By Wang Xinyue, People’s Daily

Green finance enjoys huge potential in improving environment, tackling climate change, and promoting efficient utilization of resources. In recent years, southwest China’s Chongqing municipality has worked vigorously to develop green finance and establish a long-term mechanism synergizing local governments, banks, and enterprises.
Having launched a series of innovative reform measures, the municipality is seeing fruitful economic and ecological results.
Developing green finance is now a priority for many banks in the municipality, and it covers a wide range of fields, from waste incineration to sewage treatment, from comprehensive governance of coastal lines to energy upgrading, and from green transportation credit to rural housing loans.
“Green finance means high-quality assets for banks,” said an executive with the Chongqing Rural Commercial Bank.
As of the end of this September, Chongqing’s balance of green loans stood at 497.23 billion yuan ($71.63 billion), up 40.2 percent year on year and 32.5 percentage points higher than that for all kinds of loans issued in the municipality. Green loans accounted for nearly 10 percent of all loans, and the municipality issued over 35.7 billion yuan of green bonds, 2.7 times higher than those in early 2019.
“It’s hard to imagine that we were still worrying about our project fund a year ago,” said Luo Li, who heads an ecological tea garden project in Dingshi township, Youyang Tu and Miao autonomous county, Chongqing.
In April 2021, the project had just started and needed a large investment. Therefore, capital shortages remained a major problem.

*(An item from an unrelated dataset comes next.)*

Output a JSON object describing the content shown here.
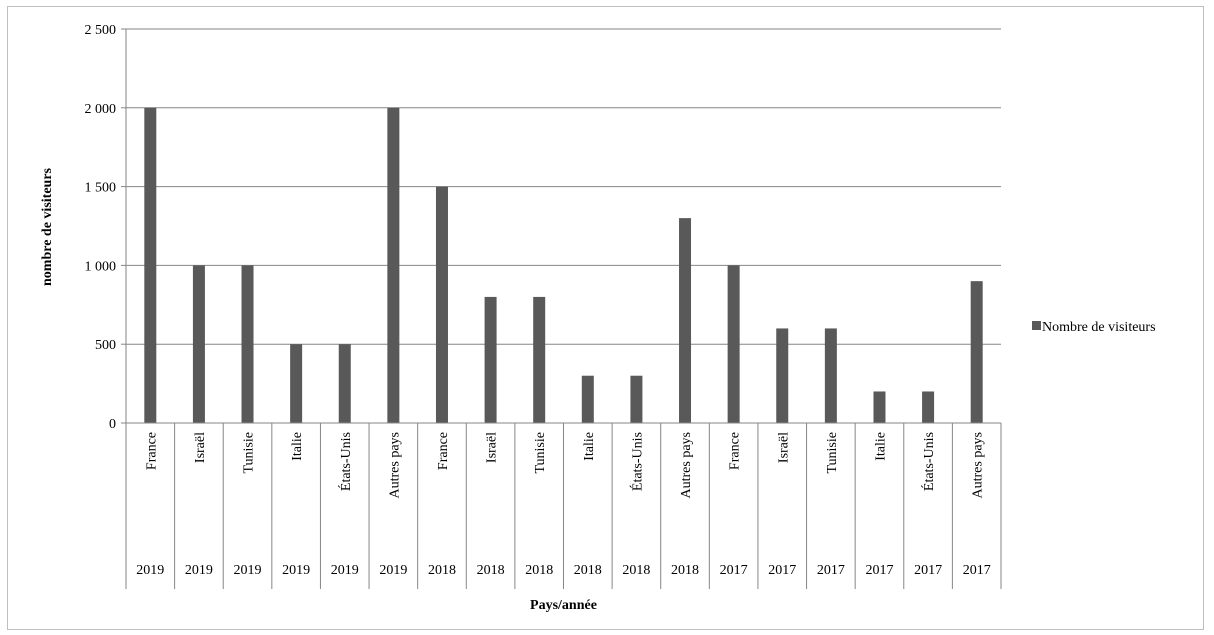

When the project team was at the end of its tether, it was reached by the Bank of Chongqing, which issued loans to the project.
“Identifying green projects is not an easy job. In the past, it was artificial, which was inefficient,” said Tian Pan, an account manager at the Bank of Chongqing.
Now the bank has launched an intelligent system that is able to perform automatic calculation of projects’ environmental costs and benefits, which significantly improves the efficiency of green project identification, Tian told People’s Daily, adding that Luo’s ecological tea garden project was exactly recommended by the intelligent system.
The intelligent system is a big data-enabled comprehensive service platform for green finance developed by the Chongqing Operations Office of the People’s Bank of China, the country’s central bank.
“Together with the Chongqing Municipal Commission of Development and Reform and the municipality’s bureau of ecology and environment, we made an evaluation standard for recognizing green projects and enterprises, and developed a smart recognition system based on it, which pushes identified green financing demands to financial institutions,” said Han Xintao, deputy director of the financial research department of the PBC Chongqing Operations Office. The system can better match banks with enterprises, he noted.
As of this September, the system had collected and published information about 1,860 green projects and enterprises at the municipal and county levels. In particular, nearly 1,000 of them had gotten in touch with banks.
Chongqing, as one of the six major traditional industrial bases in China, faces a heavy task of industrial upgrading. Therefore, the municipality has constantly upgraded its mechanisms to encourage financial institutions to optimize the allocation of low-carbon resources and advance the green transition of the real economy.
“I never thought that I could apply for loans with pollution discharge rights, and the interest is lower than that of regular loans,” said an executive of Chongqing Polycomp International Corporation, which manufactures fiberglass, after receiving a pledge loan of 100 million yuan.
The company is recognized by the Ministry of Industry and Information Technology as a “green factory.” It introduces advanced waste disposal technologies to control pollutants.
Upon learning the company’s demand to expand its scale, the Bank of Chongqing reached it and volunteered to provide a pledge loan, which turned the company’s “fixed” pollution discharge rights into flexible capital that helps it reduce energy consumption and improve the ecological environment.
“In the future, Chongqing will keep promoting supply-side structural reform and upgrading its traditional industries. Green transition is an inevitability, and green finance enjoys rich opportunities for development,” said Huang Yingjun, professor with the School of Economics and Business Administration, Chongqing University.